6. a) En conclusion, le recours doit être admis et la décision attaquée annulée, la cause étant renvoyée à l’intimée pour instruction complémentaire dans le sens des considérants et nouvelle décision.
b) Il n’y a pas lieu de percevoir de frais judiciaires (art. 61 let. a LPGA dans sa teneur en vigueur jusqu’au 31 décembre 2020, applicable conformément à l’art. 82a LPGA), ni d’allouer de dépens, la partie recourante ayant procédé sans mandataire qualifié (ATF 127 V 205 consid. 4b).
Par ces motifs,
la Cour des assurances sociales
prononce :
I. Le recours est admis.
II. La décision sur opposition rendue le 13 juillet 2020 par la V.________ [...] est annulée, la cause lui étant renvoyée pour instruction complémentaire dans le sens des considérants et nouvelle décision.
III. Il n’est pas perçu de frais judiciaires, ni alloué de dépens.

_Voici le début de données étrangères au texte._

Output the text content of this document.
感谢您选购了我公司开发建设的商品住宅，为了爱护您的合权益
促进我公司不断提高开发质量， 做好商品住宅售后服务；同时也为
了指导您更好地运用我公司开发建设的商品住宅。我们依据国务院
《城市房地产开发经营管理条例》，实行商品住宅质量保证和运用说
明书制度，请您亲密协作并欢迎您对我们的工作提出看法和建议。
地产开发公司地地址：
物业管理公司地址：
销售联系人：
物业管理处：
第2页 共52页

La présidente : La greffière :
Du
L'arrêt qui précède, dont la rédaction a été approuvée à huis clos, est notifié à :
‑ M.________,
‑ Michel D’Alessandri (pour V.________ Assurance SA),
- Office fédéral de la santé publique,
par l'envoi de photocopies.
Le présent arrêt peut faire l'objet d'un recours en matière de droit public devant le Tribunal fédéral au sens des art. 82 ss LTF (loi du 17 juin 2005 sur le Tribunal fédéral ; RS 173.110), cas échéant d'un recours constitutionnel subsidiaire au sens des art. 113 ss LTF. Ces recours doivent être déposés devant le Tribunal fédéral (Schweizerhofquai 6, 6004 Lucerne) dans les trente jours qui suivent la présente notification (art. 100 al. 1 LTF).